Marek Zerba : « L’impression d’être un Puceau, Ca me terrifie autant que Ca m’excite »

En tout discrétion, l’auteur et compositeur Marek Zerba vient de sortir son premier album le 28 octobre 2022 dernier. Il réalise d’ailleurs un show à la Boule Noire ce 21 décembre 2022, où on pourra retrouver Yaaster, Cymbaline et Keep Dancing Inc en DJ Set. Rien que ça ! Nous avons pu le rencontrer dans le mythique bar Le Pop In (Paris XIe) lors de la préparation de ce concert il y a quelques jours. Au programme : porc-épic, Strokes, rapport sexuel, moustache et coca.

LFB : Bonjour Marek !

Marek Zerba : Bonjour ! Ou plutôt bonsoir !

LFB : Comment vas-tu ?

Marek Zerba : Euh, on peut déjà passer cette question ? (rires)

LFB : Tu as sorti ton premier album le 28 octobre 2022

Marek Zerba : Vous avez exactement les bonnes dates, c’est tout à fait ça…

LFB : J’ai fait une petite recherche sur ton passé. Ton casier judiciaire est vierge déjà et surtout, après avoir lancé ta carrière musicale aux alentours du 14 novembre 2011, il t’a fallu 11 ans pour sortir ton premier album. Comment l’expliques-tu ?

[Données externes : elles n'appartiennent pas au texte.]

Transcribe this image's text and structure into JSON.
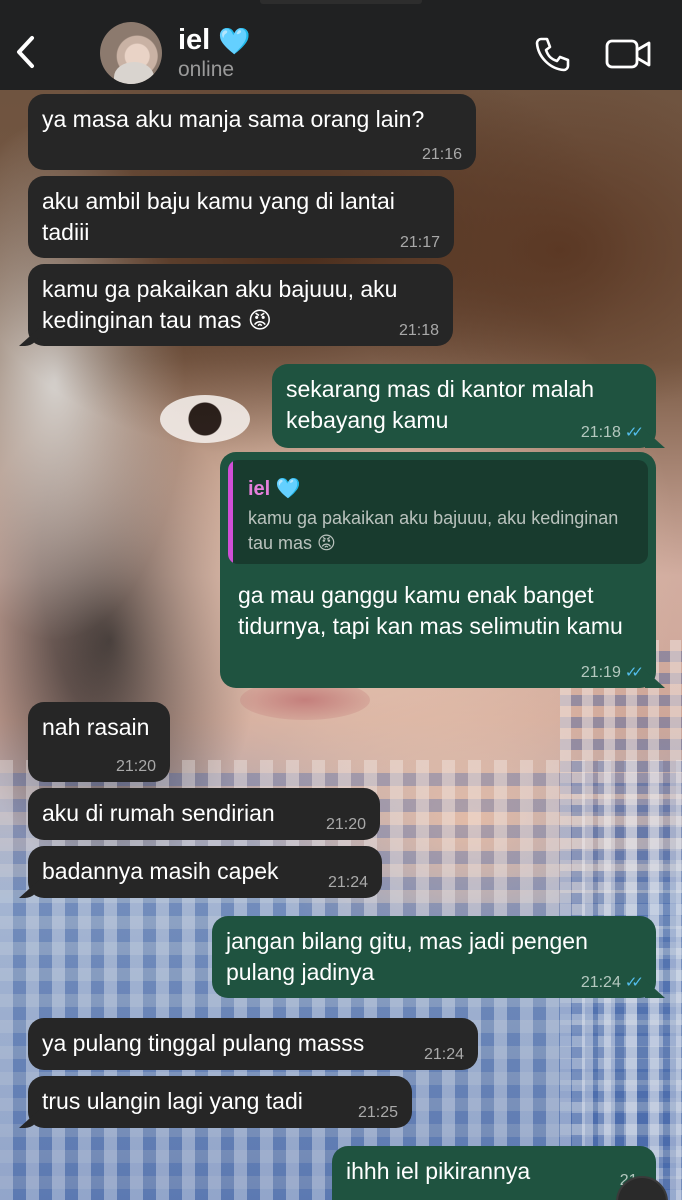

Marek Zerba : J’ai sorti plein de disques avant tout de même. C’est comme un auteur qui passe à l’écriture de roman. Je me dis qu’une fois que je passerais au roman, je ne ferai plus que des romans. J’ai dû m’entraîner pendant des années sur des formats courts. L’album est tout de même quelque chose de conséquent : il y a un début, un milieu et une fin.

LFB : Comme une histoire ?

Marek Zerba : Ça peut être vu comme une histoire mais c’est un peu plus. Tu passes tout de même quarante minutes avec un mec, là !

LFB : C’est un travail que tu n’as jamais réalisé auparavant aussi.

Marek Zerba : Oui mais maintenant, je ne fais plus que ça. Je sortirai tout de même un EP très prochainement, car c’est quelque chose que je réalise avec un copain depuis cinq ans. Mais je ne pense qu’à faire des albums désormais. J’ai d’ailleurs déjà fini le deuxième.

LFB : Et tu sors un album très personnel. A travers les paroles, on ressent beaucop de sarcasme, d’ironie, mais aussi de désespoir. Etais-tu dans le même état d’esprit en écrivant l’album ?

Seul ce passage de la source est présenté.